Мы вышли на крыльцо, присели на ступеньки веранды. Перистые облака, выкрашенные в оранжевый цвет лучами заходящего солнца, которого с земли уже не было видно – оно скрылось за горизонтом, – застыли завораживающим рисунком в темнеющем вечернем небе; и там, на огромной высоте, они всё ещё продолжали греться в его лучах.

– Откуда ты знаешь про таких людей? – Я потрепал белокурые волосы внука.

– Ну, эта Мишель вчера, которая спрыгнула с обрыва… – Он подумал, что-то вспоминая, и добавил: – Да и вообще, слышал про тех, кто в себя стреляет. По телеку показывали…

Ох, уж эти СМИ, злился я. Мы раньше и знать не знали, и статистики никакой никогда не велось, и не сообщали об этих, будь они прощены господом, грешниках.

– Знаешь, Оуэн, есть люди разных взглядов на жизнь, с разной, так сказать, нервной системой и психикой…

– Как это, «психикой»? – переспросил любознательный малый.

– Это когда твой друг, к примеру, боится собак…

– Дэн, что ли? Не-е, он не боится, – перебил меня внук – нетерпеливая душа.

– Допустим, боится. Я же в пример. Есть же люди, которые боятся собак или воду, и боятся купаться. – Внук снова рассмеялся. – А вот ты, допустим, не боишься ни собак, ни купаться в океане тебе не страшно. Есть смелые люди, есть трусливые. Это и называется – разная психика людей. Мы все разные. По-разному устроены. Одни могут прыгнуть с большой высоты, другие боятся. Кто-то не хочет жить, а кто-то, наоборот, очень хочет… кх… – я осёкся, про себя подумав: «Хочет, но не может», вспомнив соседа Роя Стюарта, старика восьмидесяти лет, пятый год как прикованного к кровати и присоединённого различными трубками и проводами к жизнеобеспечивающим аппаратам. Однажды, когда я его навещал в больнице, он передал мне записку. Перед тем, как протянуть мне её здоровой подвижной рукой, Рой глазами дал понять, чтобы никто, мол, не узнал об этом, и улыбнулся такой, знаете ли, хитрой улыбкой. Я хотел было положить обрывок бумаги в карман и прочесть потом, но он зашипел и закашлялся, указывая глазами и тыча пальцем на мою руку с листком, заставляя прочесть прямо сейчас. Я прочёл. Прочёл эти три слова и, покачав головой, внутренне опустошённый и обиженный на старика, вышел из палаты. В записке было написано: «Майк, отключи аппарат».

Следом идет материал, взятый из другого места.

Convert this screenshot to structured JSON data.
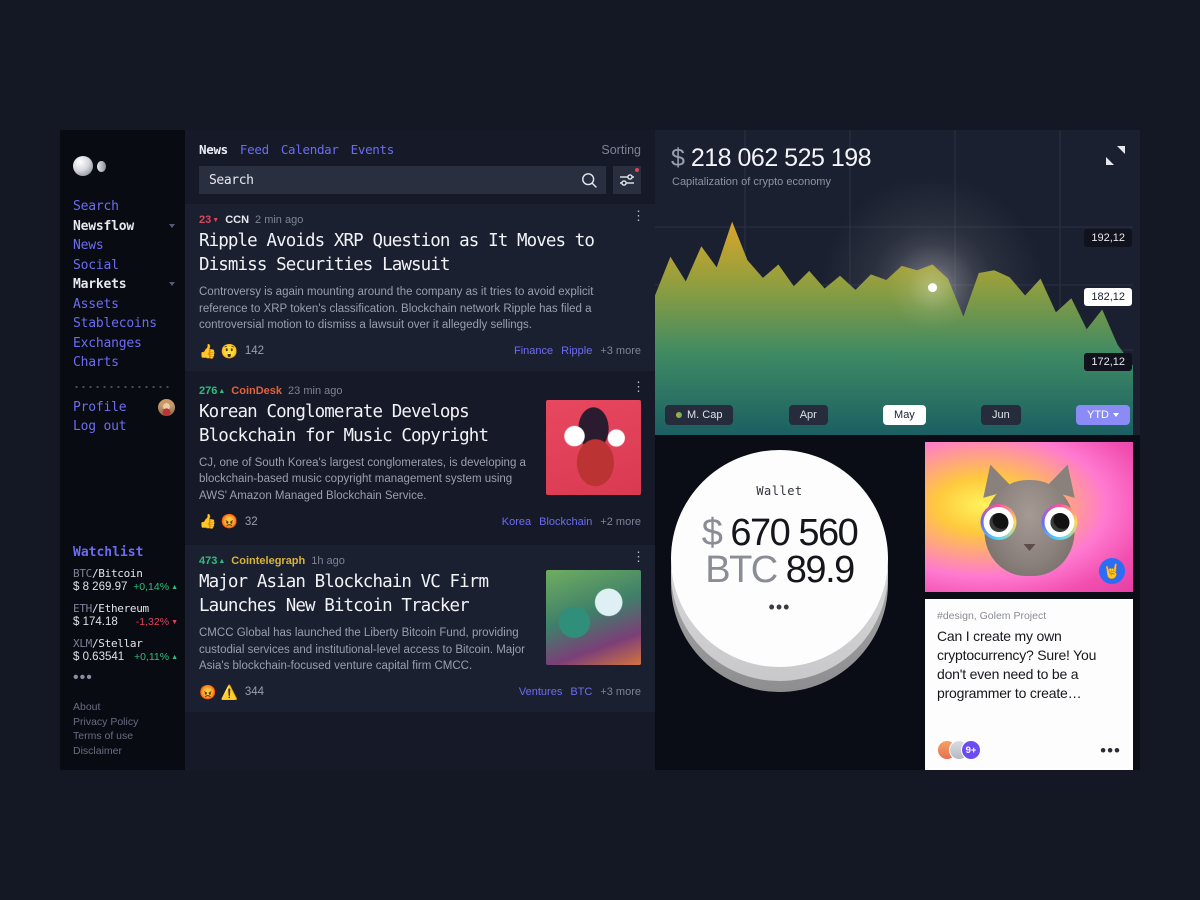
{
  "sidebar": {
    "logo_name": "app-logo",
    "nav": [
      {
        "label": "Search",
        "type": "link",
        "caret": false
      },
      {
        "label": "Newsflow",
        "type": "group",
        "caret": true
      },
      {
        "label": "News",
        "type": "link",
        "caret": false
      },
      {
        "label": "Social",
        "type": "link",
        "caret": false
      },
      {
        "label": "Markets",
        "type": "group",
        "caret": true
      },
      {
        "label": "Assets",
        "type": "link",
        "caret": false
      },
      {
        "label": "Stablecoins",
        "type": "link",
        "caret": false
      },
      {
        "label": "Exchanges",
        "type": "link",
        "caret": false
      },
      {
        "label": "Charts",
        "type": "link",
        "caret": false
      }
    ],
    "profile_label": "Profile",
    "logout_label": "Log out",
    "watchlist_title": "Watchlist",
    "watchlist": [
      {
        "symbol": "BTC",
        "name": "Bitcoin",
        "price": "$ 8 269.97",
        "change": "+0,14%",
        "dir": "up"
      },
      {
        "symbol": "ETH",
        "name": "Ethereum",
        "price": "$ 174.18",
        "change": "-1,32%",
        "dir": "down"
      },
      {
        "symbol": "XLM",
        "name": "Stellar",
        "price": "$ 0.63541",
        "change": "+0,11%",
        "dir": "up"
      }
    ],
    "watchlist_more": "•••",
    "footer": [
      "About",
      "Privacy Policy",
      "Terms of use",
      "Disclaimer"
    ]
  },
  "news": {
    "tabs": [
      {
        "label": "News",
        "active": true
      },
      {
        "label": "Feed",
        "active": false
      },
      {
        "label": "Calendar",
        "active": false
      },
      {
        "label": "Events",
        "active": false
      }
    ],
    "sorting_label": "Sorting",
    "search_placeholder": "Search",
    "search_value": "",
    "cards": [
      {
        "votes": "23",
        "votes_dir": "down",
        "source": "CCN",
        "source_color": "#e6e7ee",
        "time": "2 min ago",
        "headline": "Ripple Avoids XRP Question as It Moves to Dismiss Securities Lawsuit",
        "summary": "Controversy is again mounting around the company as it tries to avoid explicit reference to XRP token's classification. Blockchain network Ripple has filed a controversial motion to dismiss a lawsuit over it allegedly sellings.",
        "reactions": [
          "👍",
          "😲"
        ],
        "reaction_count": "142",
        "tags": [
          "Finance",
          "Ripple"
        ],
        "tags_more": "+3 more",
        "thumb": ""
      },
      {
        "votes": "276",
        "votes_dir": "up",
        "source": "CoinDesk",
        "source_color": "#e0613a",
        "time": "23 min ago",
        "headline": "Korean Conglomerate Develops Blockchain for Music Copyright",
        "summary": "CJ, one of South Korea's largest conglomerates, is developing a blockchain-based music copyright management system using AWS' Amazon Managed Blockchain Service.",
        "reactions": [
          "👍",
          "😡"
        ],
        "reaction_count": "32",
        "tags": [
          "Korea",
          "Blockchain"
        ],
        "tags_more": "+2 more",
        "thumb": "t1"
      },
      {
        "votes": "473",
        "votes_dir": "up",
        "source": "Cointelegraph",
        "source_color": "#d8b33a",
        "time": "1h ago",
        "headline": "Major Asian Blockchain VC Firm Launches New Bitcoin Tracker",
        "summary": "CMCC Global has launched the Liberty Bitcoin Fund, providing custodial services and institutional-level access to Bitcoin. Major Asia's blockchain-focused venture capital firm CMCC.",
        "reactions": [
          "😡",
          "⚠️"
        ],
        "reaction_count": "344",
        "tags": [
          "Ventures",
          "BTC"
        ],
        "tags_more": "+3 more",
        "thumb": "t2"
      }
    ]
  },
  "chart_panel": {
    "value": "218 062 525 198",
    "currency": "$",
    "subtitle": "Capitalization of crypto economy",
    "price_tags": [
      {
        "label": "192,12",
        "highlight": false
      },
      {
        "label": "182,12",
        "highlight": true
      },
      {
        "label": "172,12",
        "highlight": false
      }
    ],
    "legend_label": "M. Cap",
    "months": [
      {
        "label": "Apr",
        "active": false
      },
      {
        "label": "May",
        "active": true
      },
      {
        "label": "Jun",
        "active": false
      }
    ],
    "range_label": "YTD"
  },
  "chart_data": {
    "type": "area",
    "title": "Capitalization of crypto economy",
    "subtitle": "$ 218 062 525 198",
    "series_name": "M. Cap",
    "xlabel": "",
    "ylabel": "",
    "x_tick_labels": [
      "Apr",
      "May",
      "Jun"
    ],
    "y_tick_labels": [
      "192,12",
      "182,12",
      "172,12"
    ],
    "ylim": [
      165.0,
      196.0
    ],
    "grid": true,
    "legend_position": "bottom-left",
    "highlight_point": {
      "x_index": 18,
      "value": 182.12
    },
    "values": [
      181.0,
      186.5,
      183.0,
      188.0,
      185.0,
      191.5,
      186.0,
      183.5,
      185.4,
      182.3,
      184.5,
      182.0,
      183.8,
      181.8,
      184.0,
      183.2,
      185.2,
      184.6,
      185.4,
      183.4,
      178.0,
      184.2,
      184.6,
      183.6,
      181.0,
      183.4,
      178.6,
      180.6,
      176.2,
      179.0,
      174.0,
      171.0
    ]
  },
  "wallet": {
    "label": "Wallet",
    "currency": "$",
    "usd_amount": "670 560",
    "btc_symbol": "BTC",
    "btc_amount": "89.9",
    "more": "•••"
  },
  "media_card": {
    "name": "cat-image-card",
    "badge_glyph": "🤘"
  },
  "post_card": {
    "tag": "#design, Golem Project",
    "text": "Can I create my own cryptocurrency? Sure! You don't even need to be a programmer to create…",
    "avatar_count": "9+",
    "more": "•••"
  },
  "colors": {
    "accent": "#6c6cf2",
    "up": "#2fbe7c",
    "down": "#e0435a",
    "panel": "#1b2030",
    "news_bg": "#161a28",
    "sidebar_bg": "#090b12",
    "page_bg": "#141824"
  }
}
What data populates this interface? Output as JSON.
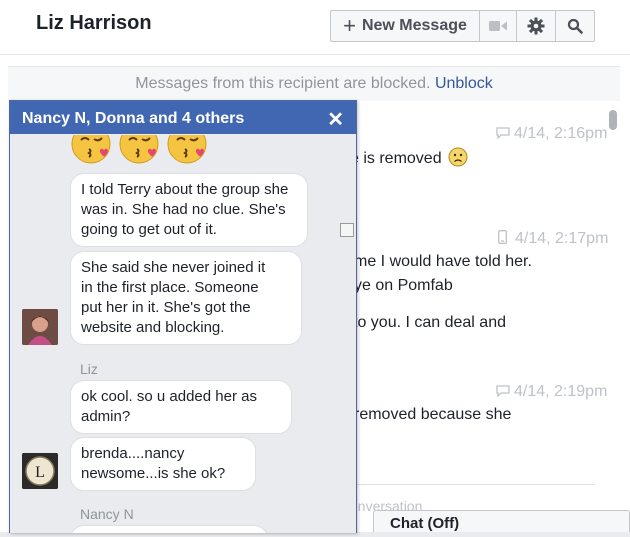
{
  "header": {
    "title": "Liz Harrison",
    "new_message_label": "New Message"
  },
  "blocked_notice": {
    "text": "Messages from this recipient are blocked.",
    "link": "Unblock"
  },
  "main_thread": {
    "timestamps": [
      "4/14, 2:16pm",
      "4/14, 2:17pm",
      "4/14, 2:19pm"
    ],
    "fragments": [
      "e is removed",
      "me I would have told her.",
      "ye on Pomfab",
      "to you. I can deal and",
      "removed because she"
    ],
    "compose_hint": "onversation"
  },
  "chatbar": {
    "label": "Chat (Off)"
  },
  "chat": {
    "title": "Nancy N, Donna and 4 others",
    "close_label": "✕",
    "messages": [
      {
        "lines": [
          "I told Terry about the group she",
          "was in. She had no clue. She's",
          "going to get out of it."
        ]
      },
      {
        "lines": [
          "She said she never joined it",
          "in the first place. Someone",
          "put her in it. She's got the",
          "website and blocking."
        ]
      },
      {
        "sender": "Liz"
      },
      {
        "lines": [
          "ok cool. so u added her as",
          "admin?"
        ]
      },
      {
        "lines": [
          "brenda....nancy",
          "newsome...is she ok?"
        ]
      },
      {
        "sender": "Nancy N"
      }
    ],
    "avatar_initial": "L"
  },
  "colors": {
    "header_blue": "#4267b2",
    "link_blue": "#365899"
  }
}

– Дед, ну почему не хотят жить, почему? Ты вот хочешь жить? – не унималась любопытная душа.

– Я-то? Ну конечно, да.

– Почему?

– Мне нравится жить…

– Почему?

– Потому что у меня есть ты, Оуэн. – Внук самодовольно посмотрел на облака, гордо задрав подбородок. – Но есть ситуации, когда люди не хотят жить, понимаешь?

– Почему?

– Ну, некоторые люди тяжело болеют, им больно и нехорошо. Другие не хотят, потому что остаются одни, когда мамы и папы, дедушки и бабушки у них умирают. Тогда им грустно, и они плачут в одиночестве. Вот им без своих родных уже и не хочется жить.

– И стреляются?

– Ну что ты так сразу!.. Тут по-разному получается. А вообще, Оуэн, это не очень хорошая тема для обсуждения. Может сменим, а?

– А что, Мишель не любили родители? – не унимался внук.

– Не думаю. Считаю, очень даже любили.

– Дед, раз у неё родители не умерли и любили её, и она не болела ничем, тогда почему же она спрыгнула? Там та-акая высотища! Как она не испугалась?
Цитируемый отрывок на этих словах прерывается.